I have a chance to speak to the Missouri Press Association today with Joy Mayer at the Reynolds Journalism Institute. We have a chance to speak to editors and publishers – many who are lucky to have an engaged audience of readers in small towns across the state. We’re talking today about social media and how it is worth learning about before the core readers age out and the new readers never take their news product into consideration to use as a way to learn about their communities.
But the key tip I hope to share is how to get started in social media. We think this is important because of a little moment I had last week with a large lecture class I’m teaching this semester called Journalism and Democracy. It’s better known as “Journalism for non-journalism majors.” There are 236 students enrolled. All of the students are underclassmen and planning to graduate with a wide range of degrees. There are all kinds of differences until you ask how they got their news of the day. (I took a picture of a portion of the class during our first test of the semester.)
Last week, a class speaker and I asked the class to raise their hands to see who watched television news in the last 24 hours. Four hands went into the air. We asked how many people had read news from a printed material on a newspaper or magazine. Six people put their hand in the air. Then we asked how many people got news from the Internet. All but two people raised their hand. Two people explained they had been so busy with school and work, they had not opened the Internet in the last 24 hours.
Everyone raised their hands when we asked if they learned something new (news or personal, we didn’t differentiate for this question) that day from a social networking tool.
If this class is a peek into the future of news consumption, we better hop into social media and see what the heck is going on here!

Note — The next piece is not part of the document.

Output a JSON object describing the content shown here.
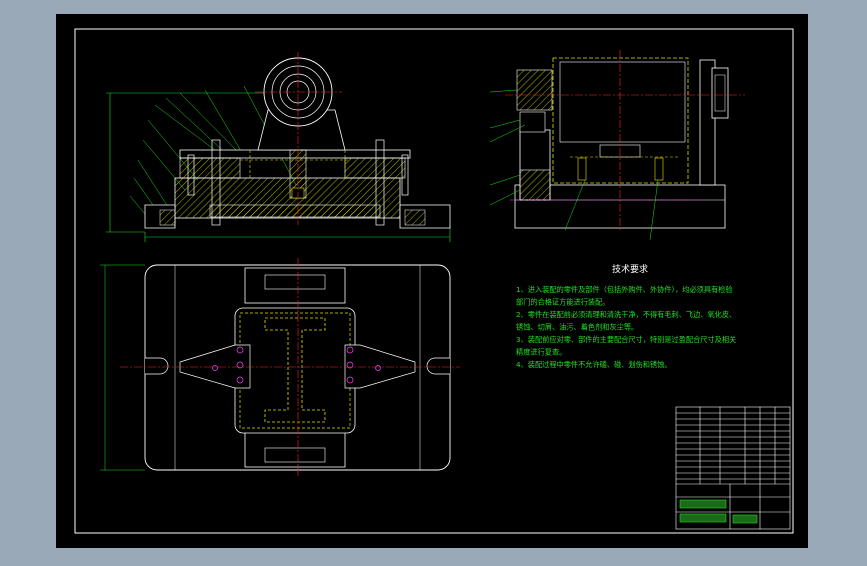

But how do you get started?
Let me tell you how I did it. It starts with curiosity.
In 2005, I heard a lot of my students talking about this thing called “Facebook.” They were sharing and distracted and always talking about it. So I hopped in. You just needed an email from .edu account. I had one. So I dug in and created an account. I watched interactions between students. (I had a rule where I would never “friend” a student, but I would accept friend requests. I would only choose to “friend” students after they graduated.) My husband would harass me for using Facebook. But I saw merit in the natural way people interacted with each other. I created a profile for my newsroom and tried to see what kind of interaction I could get in that space. Eventually Facebook created the opportunity to let brands build pages on the site. All of these developments grew while I was already in the space. I understood how it worked because I played with it on a personal level first.

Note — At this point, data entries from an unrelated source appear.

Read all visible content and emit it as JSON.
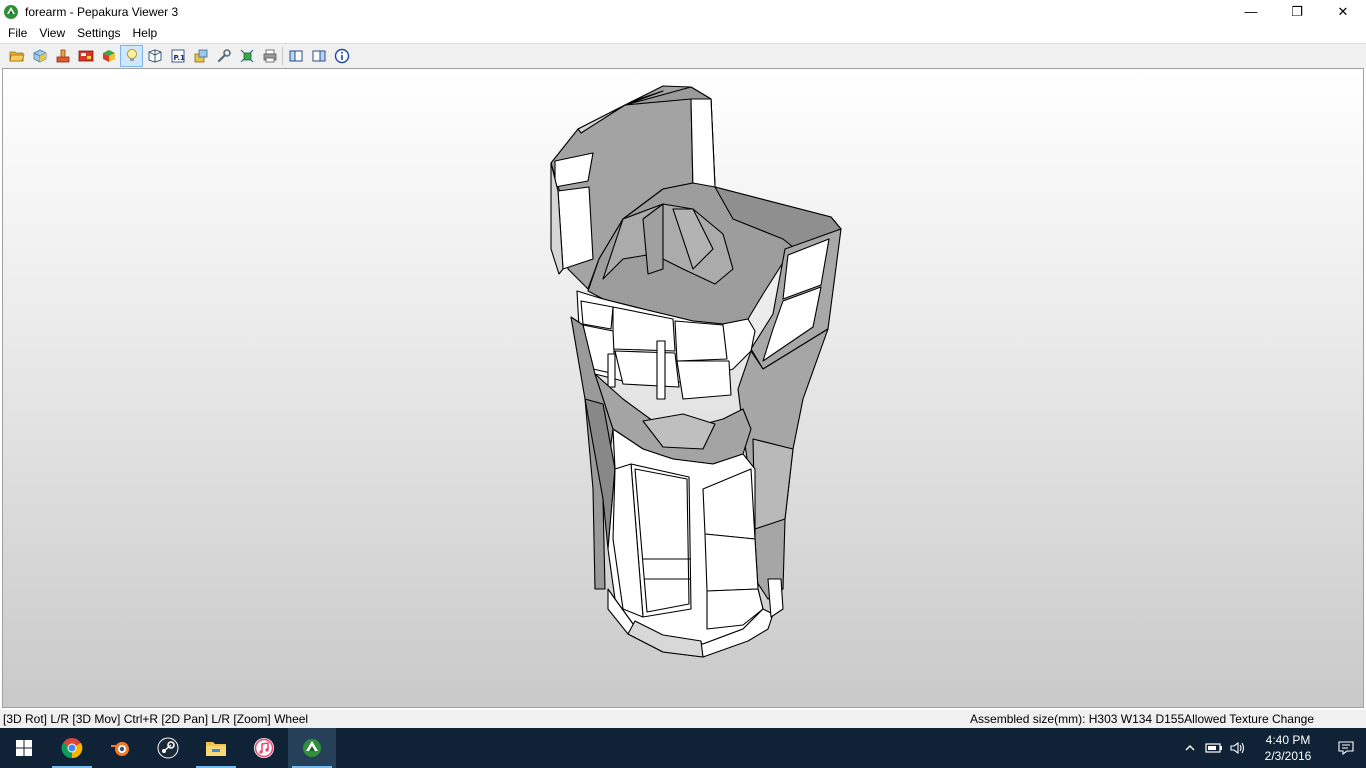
{
  "window": {
    "title": "forearm - Pepakura Viewer 3",
    "minimize_glyph": "—",
    "maximize_glyph": "❐",
    "close_glyph": "✕",
    "icon": "pepakura-app-icon"
  },
  "menu": {
    "items": [
      "File",
      "View",
      "Settings",
      "Help"
    ]
  },
  "toolbar": {
    "icons": [
      "open-folder-icon",
      "3d-model-icon",
      "unfold-icon",
      "texture-icon",
      "color-cube-icon",
      "lightbulb-icon",
      "edge-view-icon",
      "page-number-icon",
      "layout-icon",
      "wrench-icon",
      "transfer-icon",
      "print-icon",
      "single-pane-icon",
      "dual-pane-icon",
      "info-icon"
    ],
    "active_index": 5
  },
  "status": {
    "left": "[3D Rot] L/R [3D Mov] Ctrl+R [2D Pan] L/R [Zoom] Wheel",
    "right": "Assembled size(mm): H303 W134 D155Allowed Texture Change"
  },
  "taskbar": {
    "apps": [
      "windows-start-icon",
      "chrome-icon",
      "blender-icon",
      "steam-icon",
      "file-explorer-icon",
      "itunes-icon",
      "pepakura-icon"
    ],
    "clock_time": "4:40 PM",
    "clock_date": "2/3/2016"
  },
  "colors": {
    "viewport_top": "#ffffff",
    "viewport_bottom": "#c9c9c9",
    "model_face_light": "#ffffff",
    "model_face_dark": "#a3a3a3",
    "taskbar": "#0f2236"
  }
}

I did the same thing with Twitter. I created a personal account and a newsroom account in June 2006. I had heard some people talking about the tool and I’d seen how easy it was to share information from your phone by just sending a text message. So I signed up. I would text messages and post quick 140 character messages. For my newsroom, I just posted an RSS feed of links. About a month or two into my personal use of Twitter, I realized how searchable the account was on Google and other search tools. I had used the names of my children in many posts and decided to delete the account so my name wouldn’t be linked to their names. But I returned to Twitter with a new account in October of 2006 after watching how Twitter was used to help relay information during a large group of wildfires in Southern California. I still follow the Los Angeles Fire Department thanks to that event. News and emergency officials used Twitter to share information about safety, the size of fires and rescue efforts. I started talking about journalism and mom stuff on a personal level, but I would call my son “the boy” and my daughter “the girl.” The first time I met up with Twitter followers in my town, they were so excited to meet my children and finally learn their real names.

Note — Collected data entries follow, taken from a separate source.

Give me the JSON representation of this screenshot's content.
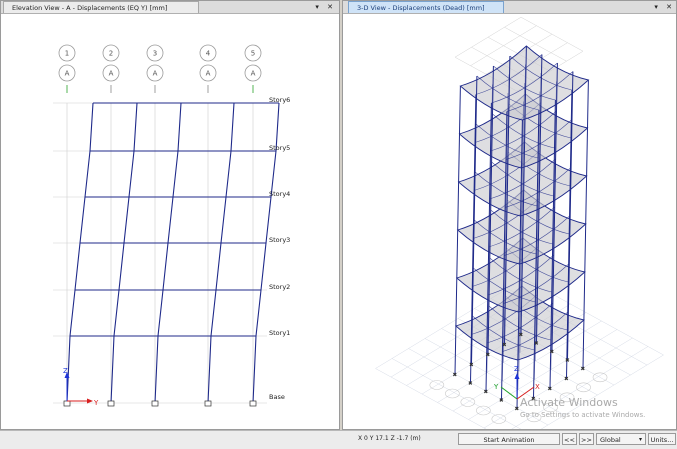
{
  "left_view": {
    "tab_title": "Elevation View - A  - Displacements (EQ Y)  [mm]",
    "grid_numbers": [
      "1",
      "2",
      "3",
      "4",
      "5"
    ],
    "grid_letter": "A",
    "stories": [
      "Story6",
      "Story5",
      "Story4",
      "Story3",
      "Story2",
      "Story1",
      "Base"
    ],
    "axis_z": "Z",
    "axis_y": "Y"
  },
  "right_view": {
    "tab_title": "3-D View  - Displacements (Dead)  [mm]",
    "axis_x": "X",
    "axis_y": "Y",
    "axis_z": "Z"
  },
  "window_controls": {
    "dropdown": "▾",
    "close": "✕"
  },
  "status": {
    "coords": "X 0  Y 17.1  Z -1.7 (m)",
    "start_animation": "Start Animation",
    "prev": "<<",
    "next": ">>",
    "coord_system": "Global",
    "units": "Units..."
  },
  "watermark": {
    "line1": "Activate Windows",
    "line2": "Go to Settings to activate Windows."
  },
  "colors": {
    "frame_line": "#1f2a8a",
    "grid_line": "#c8c8c8",
    "slab_fill": "#c9c9cf",
    "active_tab": "#cfe3f7",
    "axis_x": "#d81e1e",
    "axis_y": "#1fa32a",
    "axis_z": "#1e34d8"
  }
}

Working with Twitter is a little trickier to understand how to use on a personal level than Facebook. I highly recommend trying Twitter with a tool called TweetDeck. Most new Twitter users notice how it makes more sense to read and connect with people. You can search by terms, people and conversations called hashtags – these are chats where everyone includes a word with a hashtag in the front. When you follow the hashtag, you can jump in and converse or just peek in on the conversation. Some of my favorite hashtag conversations are #journchat, #wjchat and #smcedu
I didn’t get to this point where I could easily converse immediately. I warmed up to it. But I kept trying. I would @ a person and see if he or she would respond. I have made friends and colleagues through Twitter. I have learned about my community and found new connections to news consumers.
If you want to read some of my other posts about Twitter, feel free to click here to see my a webinar I did on Twitter a while back that still holds true. Also, I keep track of great tools for journalism that are free or really cheap. I have a great list of Twitter tools included!
I would not be linked to my town the way I am without the help of Twitter and Facebook. It is not the end-all-be-all of journalism. But it is a way to connect with many people who are not consuming my newsroom’s material in the traditional ways. And as my class full of 236 underclassmen become professionals, their communication and information collection styles are going to affect us all. It’s great to jump in before you’re playing catch up.